Ülkenin Cumhurbaşkanı ve iktidar partisinin başkanı unvanlarına sahip Erdoğan, KHK düzenlemeleriyle 2019 Başkanlık seçimlerinden sonra kazanan kişinin kullanabileceği sınırsız yetkilerin neredeyse tümünü şimdiden kullanabilecek durumu yarattı, ülkeyi “tek elden” yönetmeye başladı!..
-Madem öyle; bu tedirginlik, bu endişe, bu korku, bu gerginlik, bu kavga neden?..
Saray ve iktidar partisinin kimyasını bozan ilk durum, 16 Nisan Referandumu oldu; Ankara, İstanbul dahil 17 büyükşehirde “hayır” çıkması, YSK eliyle adeta kanırtılarak “evet” oylarının kıl payı önde çıkartılması ortalığı karıştırdı, doğal olarak!..

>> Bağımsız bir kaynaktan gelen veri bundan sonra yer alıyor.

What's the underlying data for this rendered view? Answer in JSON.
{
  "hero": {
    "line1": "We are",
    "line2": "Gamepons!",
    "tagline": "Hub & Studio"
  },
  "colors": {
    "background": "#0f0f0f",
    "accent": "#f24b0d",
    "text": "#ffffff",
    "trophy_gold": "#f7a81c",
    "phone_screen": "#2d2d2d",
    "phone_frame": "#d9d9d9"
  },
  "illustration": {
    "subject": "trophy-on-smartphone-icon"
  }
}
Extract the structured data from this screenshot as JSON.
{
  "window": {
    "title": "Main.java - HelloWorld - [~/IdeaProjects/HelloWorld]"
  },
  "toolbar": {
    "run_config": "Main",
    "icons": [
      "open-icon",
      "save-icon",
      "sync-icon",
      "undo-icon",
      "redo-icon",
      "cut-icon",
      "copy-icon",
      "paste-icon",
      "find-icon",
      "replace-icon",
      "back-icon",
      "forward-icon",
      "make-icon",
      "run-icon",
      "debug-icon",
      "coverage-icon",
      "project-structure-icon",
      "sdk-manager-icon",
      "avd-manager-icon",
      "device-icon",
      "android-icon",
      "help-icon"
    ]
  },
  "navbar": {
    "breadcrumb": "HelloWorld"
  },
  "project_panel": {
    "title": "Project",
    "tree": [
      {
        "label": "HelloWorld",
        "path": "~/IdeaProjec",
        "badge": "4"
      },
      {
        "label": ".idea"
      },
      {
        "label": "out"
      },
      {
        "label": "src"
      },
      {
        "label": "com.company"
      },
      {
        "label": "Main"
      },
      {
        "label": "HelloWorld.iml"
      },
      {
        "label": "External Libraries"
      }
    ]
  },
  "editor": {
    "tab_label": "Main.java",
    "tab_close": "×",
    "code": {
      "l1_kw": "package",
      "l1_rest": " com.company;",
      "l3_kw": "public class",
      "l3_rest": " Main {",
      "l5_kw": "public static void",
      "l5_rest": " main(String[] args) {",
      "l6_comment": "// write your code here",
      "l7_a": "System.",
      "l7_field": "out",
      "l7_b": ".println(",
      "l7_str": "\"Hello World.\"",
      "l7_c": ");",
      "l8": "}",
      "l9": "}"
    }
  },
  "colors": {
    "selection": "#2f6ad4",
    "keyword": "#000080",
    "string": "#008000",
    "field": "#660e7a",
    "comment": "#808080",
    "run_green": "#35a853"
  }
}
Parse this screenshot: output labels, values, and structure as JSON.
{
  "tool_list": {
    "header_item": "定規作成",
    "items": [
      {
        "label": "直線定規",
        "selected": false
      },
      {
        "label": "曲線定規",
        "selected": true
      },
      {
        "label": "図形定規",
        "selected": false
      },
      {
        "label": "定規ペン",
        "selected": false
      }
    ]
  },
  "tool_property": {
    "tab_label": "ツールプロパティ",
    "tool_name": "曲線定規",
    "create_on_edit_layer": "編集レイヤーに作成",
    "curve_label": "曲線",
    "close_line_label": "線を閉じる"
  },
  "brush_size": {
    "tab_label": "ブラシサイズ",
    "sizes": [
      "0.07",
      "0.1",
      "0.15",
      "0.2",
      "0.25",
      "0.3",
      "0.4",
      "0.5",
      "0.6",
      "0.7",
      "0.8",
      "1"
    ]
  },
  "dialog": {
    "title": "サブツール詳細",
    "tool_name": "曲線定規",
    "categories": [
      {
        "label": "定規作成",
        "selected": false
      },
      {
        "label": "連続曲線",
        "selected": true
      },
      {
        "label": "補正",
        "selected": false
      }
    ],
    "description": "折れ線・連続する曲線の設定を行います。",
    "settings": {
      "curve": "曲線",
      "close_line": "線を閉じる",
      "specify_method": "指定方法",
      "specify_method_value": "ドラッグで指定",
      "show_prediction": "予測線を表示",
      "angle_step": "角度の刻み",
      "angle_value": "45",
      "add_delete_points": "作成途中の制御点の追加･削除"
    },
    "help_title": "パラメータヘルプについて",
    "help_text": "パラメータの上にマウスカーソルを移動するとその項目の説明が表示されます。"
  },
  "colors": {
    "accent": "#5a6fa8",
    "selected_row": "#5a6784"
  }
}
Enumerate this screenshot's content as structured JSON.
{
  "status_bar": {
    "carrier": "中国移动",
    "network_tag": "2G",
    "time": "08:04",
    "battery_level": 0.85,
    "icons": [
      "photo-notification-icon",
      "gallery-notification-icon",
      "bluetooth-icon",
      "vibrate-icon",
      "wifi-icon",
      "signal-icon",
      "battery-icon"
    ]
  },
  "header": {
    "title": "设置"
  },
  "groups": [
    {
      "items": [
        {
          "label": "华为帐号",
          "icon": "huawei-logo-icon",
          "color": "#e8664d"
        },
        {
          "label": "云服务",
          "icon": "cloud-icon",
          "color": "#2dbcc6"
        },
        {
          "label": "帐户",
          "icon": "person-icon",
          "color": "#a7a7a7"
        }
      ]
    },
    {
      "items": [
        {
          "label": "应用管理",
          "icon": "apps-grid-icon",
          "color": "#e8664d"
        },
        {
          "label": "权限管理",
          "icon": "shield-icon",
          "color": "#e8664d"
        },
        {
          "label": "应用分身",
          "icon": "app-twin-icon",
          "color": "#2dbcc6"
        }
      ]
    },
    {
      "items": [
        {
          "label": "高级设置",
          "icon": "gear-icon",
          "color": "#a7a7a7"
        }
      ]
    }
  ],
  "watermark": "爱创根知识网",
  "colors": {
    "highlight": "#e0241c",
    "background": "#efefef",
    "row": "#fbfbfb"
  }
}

Ancak, Erdoğan bu durumdan da yararlandı; partiyi tekrar kontrolü altına almak için harekete geçti, AKP’de tasfiyeler başladı, hükümette revizyon yapıldı.
-Ancak, durum değişmediği gibi, bir yandaş yazarın deyimiyle “AKP’deki homurtular” herkesin duyabileceği yüksekliğe ulaştı!..
Öyle ki, hem parti içinde hem de yanaşma takımı arasında Saray ve çevresine karşı açıktan konuşulmaya, yazılar yazılmaya, “başarısızlıklar” sergilenmeye bile başlandı!..
-Ancak bu durum tek başına olan biteni açıklamaya yetmiyor!..
Güney sınırlarında büyük sorunlar yaşaya...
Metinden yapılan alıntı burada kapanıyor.